4. Empfohlen wird weiterhin, dass bis zur Entscheidung über den Antrag ein faktischer Abschiebeschutz besteht. Auch diese Personengruppe darf Rechtssicherheit während des Verfahrens erwarten. Dieser ist im vorliegenden Text nicht festgehalten. Deshalb wird empfohlen, die Erholungs- und Bedenkzeit, dessen Erteilung derzeit im Wege eines Erlasses[6] festgelegt ist, im Zuge der Änderung in das Niederlassungs- und Aufenthaltsgesetz durch eine zusätzliche Bestimmung aufzunehmen. Die Erholungs- und Bedenkzeit wird auch in Art. 6 RL 2004/81[7] festgelegt und auch der EU ExpertInnenbericht 2004, S.105ff  empfiehlt eine mindestens 3 monatige Stabilisierungszeit.
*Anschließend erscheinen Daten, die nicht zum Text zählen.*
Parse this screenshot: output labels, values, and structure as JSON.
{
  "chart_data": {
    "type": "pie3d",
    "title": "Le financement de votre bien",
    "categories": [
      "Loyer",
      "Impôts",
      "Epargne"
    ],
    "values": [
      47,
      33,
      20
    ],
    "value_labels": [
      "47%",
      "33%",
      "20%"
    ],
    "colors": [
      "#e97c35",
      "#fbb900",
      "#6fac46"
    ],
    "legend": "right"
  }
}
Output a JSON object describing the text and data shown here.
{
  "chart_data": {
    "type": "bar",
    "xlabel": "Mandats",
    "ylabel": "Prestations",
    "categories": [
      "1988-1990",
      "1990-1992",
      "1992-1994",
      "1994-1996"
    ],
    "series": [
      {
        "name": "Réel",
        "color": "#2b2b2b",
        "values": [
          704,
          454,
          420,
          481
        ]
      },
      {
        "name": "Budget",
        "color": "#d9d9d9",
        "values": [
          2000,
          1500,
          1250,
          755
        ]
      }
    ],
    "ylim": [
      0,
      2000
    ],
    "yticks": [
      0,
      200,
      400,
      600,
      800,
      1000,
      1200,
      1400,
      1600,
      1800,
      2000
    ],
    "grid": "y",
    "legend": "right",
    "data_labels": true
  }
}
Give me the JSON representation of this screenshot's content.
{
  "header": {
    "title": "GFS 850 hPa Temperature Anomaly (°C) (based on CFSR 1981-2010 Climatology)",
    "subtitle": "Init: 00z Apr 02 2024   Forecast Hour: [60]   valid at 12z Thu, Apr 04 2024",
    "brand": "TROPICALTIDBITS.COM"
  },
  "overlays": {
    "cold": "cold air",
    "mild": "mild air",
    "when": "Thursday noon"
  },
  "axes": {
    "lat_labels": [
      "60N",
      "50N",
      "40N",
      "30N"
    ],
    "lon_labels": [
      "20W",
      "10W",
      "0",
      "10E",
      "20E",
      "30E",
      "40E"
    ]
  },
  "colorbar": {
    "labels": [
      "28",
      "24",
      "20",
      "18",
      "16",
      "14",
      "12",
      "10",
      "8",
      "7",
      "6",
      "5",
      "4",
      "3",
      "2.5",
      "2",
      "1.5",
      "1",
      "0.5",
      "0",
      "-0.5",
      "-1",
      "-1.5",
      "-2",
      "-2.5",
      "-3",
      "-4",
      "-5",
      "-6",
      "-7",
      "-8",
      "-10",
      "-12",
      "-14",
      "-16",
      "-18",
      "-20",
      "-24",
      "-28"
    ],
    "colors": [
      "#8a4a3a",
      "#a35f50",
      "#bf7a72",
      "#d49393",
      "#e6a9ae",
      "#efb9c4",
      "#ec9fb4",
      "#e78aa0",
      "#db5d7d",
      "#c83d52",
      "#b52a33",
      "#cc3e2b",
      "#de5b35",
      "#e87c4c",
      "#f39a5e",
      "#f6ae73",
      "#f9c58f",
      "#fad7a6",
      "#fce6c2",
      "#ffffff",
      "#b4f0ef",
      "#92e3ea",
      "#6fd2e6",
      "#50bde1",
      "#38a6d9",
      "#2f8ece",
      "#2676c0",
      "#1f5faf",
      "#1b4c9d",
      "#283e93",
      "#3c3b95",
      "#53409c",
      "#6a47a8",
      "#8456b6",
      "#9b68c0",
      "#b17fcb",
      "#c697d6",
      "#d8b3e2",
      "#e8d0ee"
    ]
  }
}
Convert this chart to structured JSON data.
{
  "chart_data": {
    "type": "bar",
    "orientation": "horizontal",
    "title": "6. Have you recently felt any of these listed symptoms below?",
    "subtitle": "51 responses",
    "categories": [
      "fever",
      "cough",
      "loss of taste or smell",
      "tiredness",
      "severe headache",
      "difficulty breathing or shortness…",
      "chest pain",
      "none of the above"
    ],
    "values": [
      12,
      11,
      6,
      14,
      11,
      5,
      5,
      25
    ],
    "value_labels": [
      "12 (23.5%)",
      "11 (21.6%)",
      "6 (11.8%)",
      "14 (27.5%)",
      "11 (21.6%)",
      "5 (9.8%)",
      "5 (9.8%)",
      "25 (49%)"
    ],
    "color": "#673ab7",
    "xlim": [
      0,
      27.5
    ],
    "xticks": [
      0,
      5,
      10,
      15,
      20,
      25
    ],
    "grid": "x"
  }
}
Diese Stablisierungszeit muss bis zur Ausstellung des Aufenthaltes verlängerbar sein.

 

5. § 8 Abs. 5 NAG sieht vor, daß eine § 69a Aufenthaltsbewilligung in eine Niederlassungsbewilligung übergehen kann, „sofern dies in diesem Bundesgesetz vorgesehen ist“. In den §§ 43 und 44 NAG sind die Voraussetzungen für die Erteilung einer „Niederlassungsbewilligung – unbeschränkt“ und „Niederlassungsbewilligung – beschränkt“ geregelt, allerdings findet sich dort kein direkter Verweis auf jene Betroffenen, die nach § 69a eine Aufenthaltsbewilligung haben.  Wir empfehlen daher dringend die Ergänzung der §§ 43 und 44 NAG um Drittstaatsangehörige, die eine Aufenthaltsbewilligung nach § 69a erhalten haben. Dies wäre auch im Sinne des von Österreich ratifizierte Übereinkommen des Europarats zur Bekämpfung des Menschenhandels[8], die im Artikel 14 auch sinngemäß festhält, daß bei der Erteilung von Aufenthaltstiteln anderer Art für Opfer von Menschenhandel / Frauenhandel durch die Vertragspartei berücksichtigt werden soll, daß das Opfer einen verlängerbaren Aufenthaltstitel im Sinne des jetzt geplanten § 69a innehat oder –hatte.

 

6. Diese Aufenthaltsberechtigung muss mit Zugang zum Arbeitsmarkt verbunden sein, um Abhängigkeiten und eine Marginalisierung zu verhindern und die Stabilisierung zu unterstützen.

 



[1]  Dezember 2008

[2] SEV Nr. 197

[3] Österreichische Erläuterungen zum Übereinkommen des Europarats, para. 180ff.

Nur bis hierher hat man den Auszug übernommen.